The first major regulatory framework to address this dilemma is arguably GDPR or “The General Data Protection Regulation” which came into effect starting May 25th , 2018. GDPR is a regulation in European Union (EU) on data protection and privacy for all citizens of the EU. Due to the open nature of the web, GDPR rules apply to any business that markets or sells their products to EU consumers or whenever a business collects or tracks the personal data of an individual who is physically located in the EU.
GDPR is designed to make it easier for consumers to protect their privacy and enable them to demand greater transparency and accountability from those who use their data. It mandates that businesses that collect and use personal data must put in place appropriate technology and processes to protect personal data of their consumers and sets substantial fines for failing to comply.
GDPR also introduced the concept of “privacy by design”which requires business to design their application in such a way that it collects only the least amount of personal data necessary for their purpose and receives person’s express and specific consent before collecting that limited personal data.
Impact of GDPR
Consumer attitude on Privacy
Hubspot partnered with the University of Virginia to explore how consumer attitudes have changed post GDPR. A group of more than 1000 subjects were surveyed across the EU and the US and the results show that consumer sentiment on privacy has actually decreased in 1 year since GDPR went into effect.
Fewer consumers are concerned with how companies are collecting their personal data.
Fewer expect organizations to be more transparent with their policies on data collection, use and sharing with third parties.
An analysis of the impact of GDPR on the ad-tech industry suggests that regulation can reinforce dominant players at the expense of smaller entities by further concentrating power — because big companies have greater resources to tackle compliance.
Is there a better way to address privacy concerns?
Though it is still early days, studies suggest that GDPR is likely not working the way it was expected to. Consumers have either become more indifferent towards their online privacy concerns or their confidence on the protection mechanisms have declined in the first year since GDPR went into effect. There is also growing evidence that GDPR is likely ending up in harming competition and helping internet giants to further increase their market share at the expense of the smaller players.
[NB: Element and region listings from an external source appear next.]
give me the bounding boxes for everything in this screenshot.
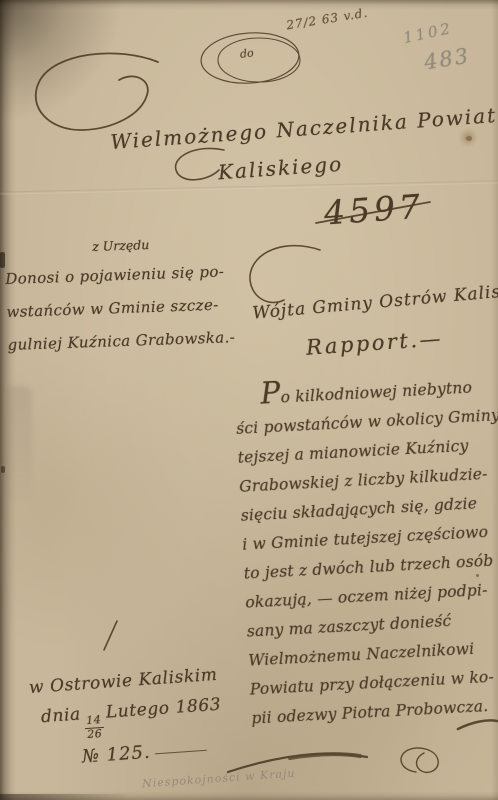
corner-date-note: 27/2 63 v.d. [285,6,369,33]
margin-summary-note: z Urzędu Donosi o pojawieniu się po- wst… [4,234,240,362]
bottom-pencil-note: Niespokojności w Kraju [142,767,296,791]
margin-heading: z Urzędu [92,234,236,254]
page-edge-shadow [0,794,130,800]
folio-number-pencil: 483 [422,44,471,75]
sender-title-line: Wójta Gminy Ostrów Kaliski [252,280,498,323]
dateline-word: dnia [40,704,81,727]
oval-mark-outline-2 [218,38,300,82]
addressee-line-2: Kaliskiego [217,152,343,185]
binding-mark [1,466,5,473]
dateline-rest: Lutego 1863 [105,695,222,723]
sender-paraph [250,246,320,303]
document-number-text: № 125. [81,742,151,768]
report-title: Rapport.— [305,326,443,359]
margin-line: gulniej Kuźnica Grabowska.- [7,321,240,362]
oval-mark-text: do [239,46,254,60]
closing-dash-thick [290,754,360,758]
paraph-flourish [36,53,158,130]
date-fraction: 1426 [84,714,105,740]
loop-glyph [401,748,438,772]
number-underline [155,750,207,755]
dateline-block: w Ostrowie Kaliskim dnia1426Lutego 1863 … [14,660,225,778]
archive-number-pencil: 1102 [402,19,455,47]
slash-mark [104,621,117,650]
addressee-line-1: Wielmożnego Naczelnika Powiatu [110,102,498,154]
manuscript-page: 27/2 63 v.d. 1102 483 do Wielmożnego Nac… [0,0,498,800]
watermark-smudge [7,386,32,504]
letter-body: Po kilkodniowej niebytno ści powstańców … [234,372,498,733]
ink-stain [466,136,472,141]
struck-register-number: 4597 [323,187,425,233]
paper-crease [0,180,498,194]
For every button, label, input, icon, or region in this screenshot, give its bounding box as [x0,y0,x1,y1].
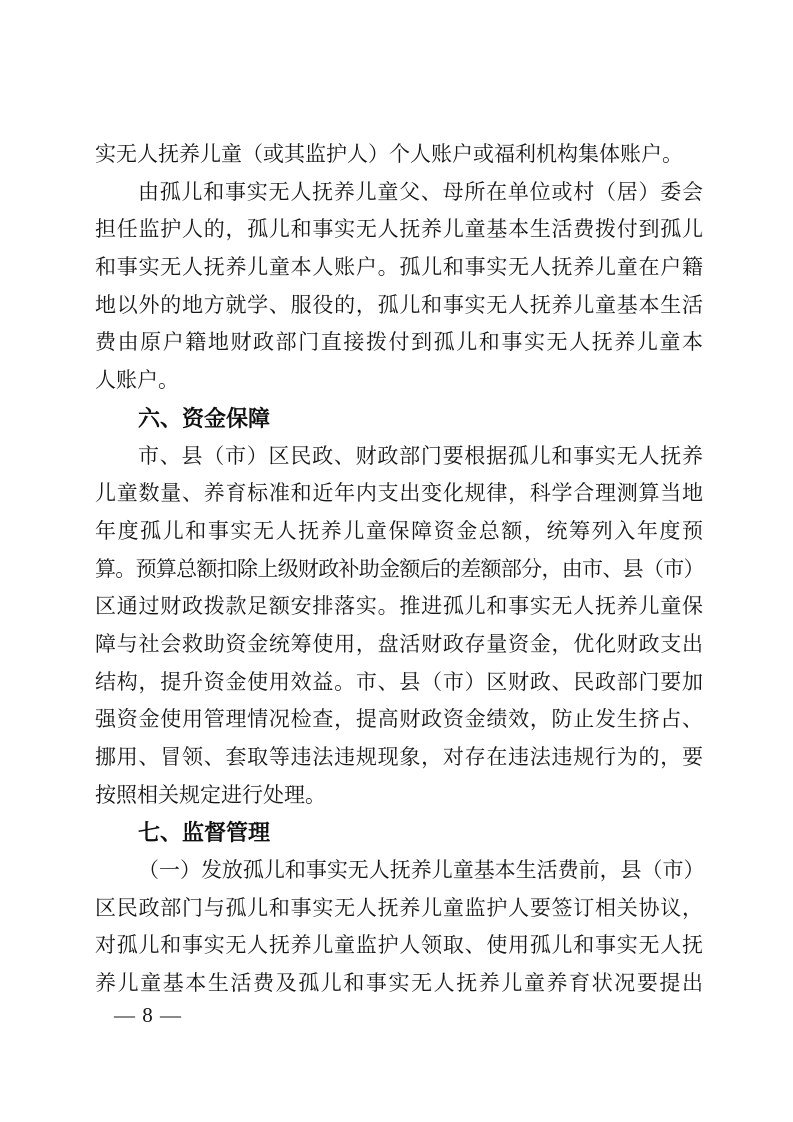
document-page: 实无人抚养儿童（或其监护人）个人账户或福利机构集体账户。 由孤儿和事实无人抚养儿… [0,0,793,1122]
section-heading-supervision: 七、监督管理 [95,814,703,852]
paragraph-line: 儿童数量、养育标准和近年内支出变化规律，科学合理测算当地 [95,475,703,513]
paragraph-line: 养儿童基本生活费及孤儿和事实无人抚养儿童养育状况要提出 [95,965,703,1003]
paragraph-line: 对孤儿和事实无人抚养儿童监护人领取、使用孤儿和事实无人抚 [95,927,703,965]
paragraph-line: 年度孤儿和事实无人抚养儿童保障资金总额，统筹列入年度预 [95,513,703,551]
paragraph-line: 障与社会救助资金统筹使用，盘活财政存量资金，优化财政支出 [95,626,703,664]
paragraph-line: 和事实无人抚养儿童本人账户。孤儿和事实无人抚养儿童在户籍 [95,249,703,287]
page-number: — 8 — [114,1000,182,1030]
paragraph-line: 算。预算总额扣除上级财政补助金额后的差额部分，由市、县（市） [95,551,703,589]
paragraph-line: 费由原户籍地财政部门直接拨付到孤儿和事实无人抚养儿童本 [95,324,703,362]
section-heading-funding-guarantee: 六、资金保障 [95,400,703,438]
paragraph-line: 挪用、冒领、套取等违法违规现象，对存在违法违规行为的，要 [95,739,703,777]
paragraph-line: 实无人抚养儿童（或其监护人）个人账户或福利机构集体账户。 [95,136,703,174]
paragraph-line: 地以外的地方就学、服役的，孤儿和事实无人抚养儿童基本生活 [95,287,703,325]
paragraph-line: 按照相关规定进行处理。 [95,777,703,815]
paragraph-line: 担任监护人的，孤儿和事实无人抚养儿童基本生活费拨付到孤儿 [95,211,703,249]
paragraph-line: 强资金使用管理情况检查，提高财政资金绩效，防止发生挤占、 [95,701,703,739]
paragraph-line: （一）发放孤儿和事实无人抚养儿童基本生活费前，县（市） [95,852,703,890]
text-column: 实无人抚养儿童（或其监护人）个人账户或福利机构集体账户。 由孤儿和事实无人抚养儿… [95,136,703,1003]
paragraph-line: 区民政部门与孤儿和事实无人抚养儿童监护人要签订相关协议， [95,890,703,928]
paragraph-line: 由孤儿和事实无人抚养儿童父、母所在单位或村（居）委会 [95,174,703,212]
paragraph-line: 市、县（市）区民政、财政部门要根据孤儿和事实无人抚养 [95,438,703,476]
paragraph-line: 区通过财政拨款足额安排落实。推进孤儿和事实无人抚养儿童保 [95,588,703,626]
paragraph-line: 人账户。 [95,362,703,400]
paragraph-line: 结构，提升资金使用效益。市、县（市）区财政、民政部门要加 [95,664,703,702]
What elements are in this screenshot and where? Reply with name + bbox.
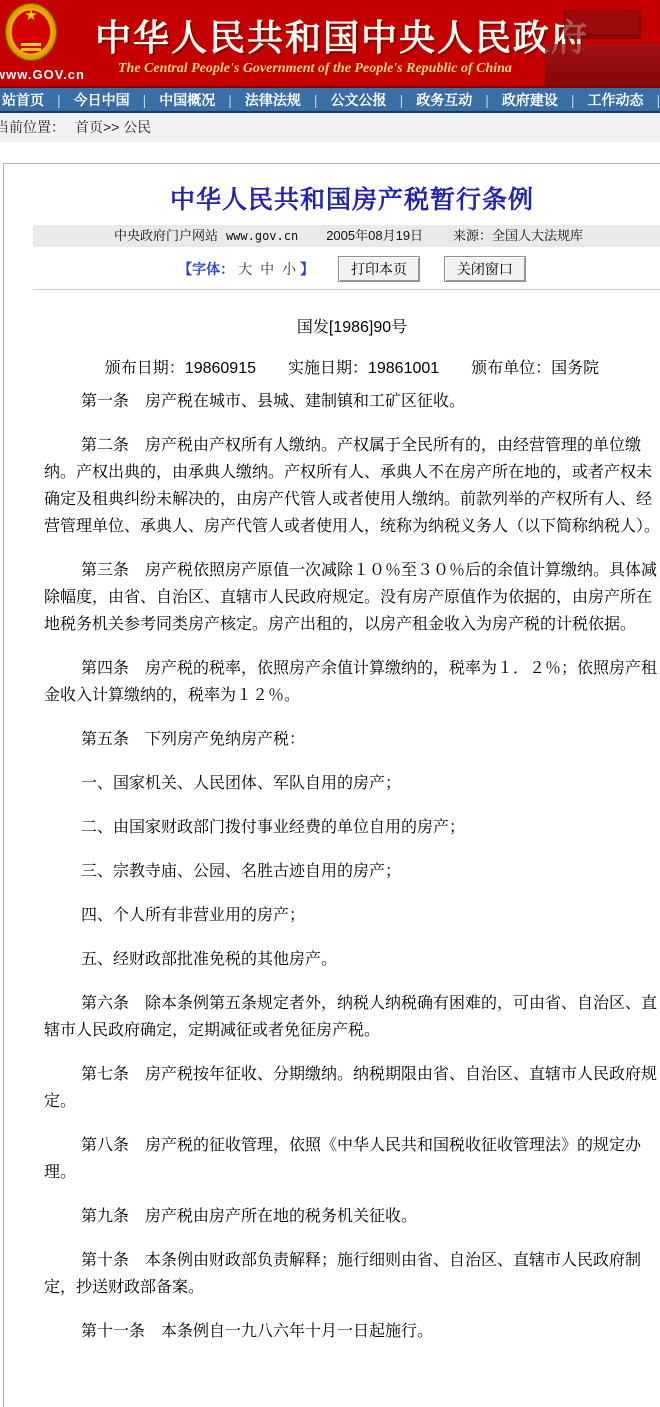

Instead of a one size fits all regulatory approach like GDPR , it might be worthwhile to define the context specific substantive norms for privacy as suggested by Nissenbaum and use that to constrain what information websites can collect, with whom they can share it, and under what conditions it can be shared. Secondly , conditions could be created for users to see not simply what they have shared — which GDPR requires, but also their profile information that gets built after merging their inputs with other data sources. Today, many users don’t care about privacy, particularly if the service is useful or saves them money. At the same time , most users likely have no idea what information about them that these internet companies may have uncovered. They might change their minds if they actually saw their profile data, not simply the raw inputs. And finally, once empowered , users should be trusted to take care of their own privacy.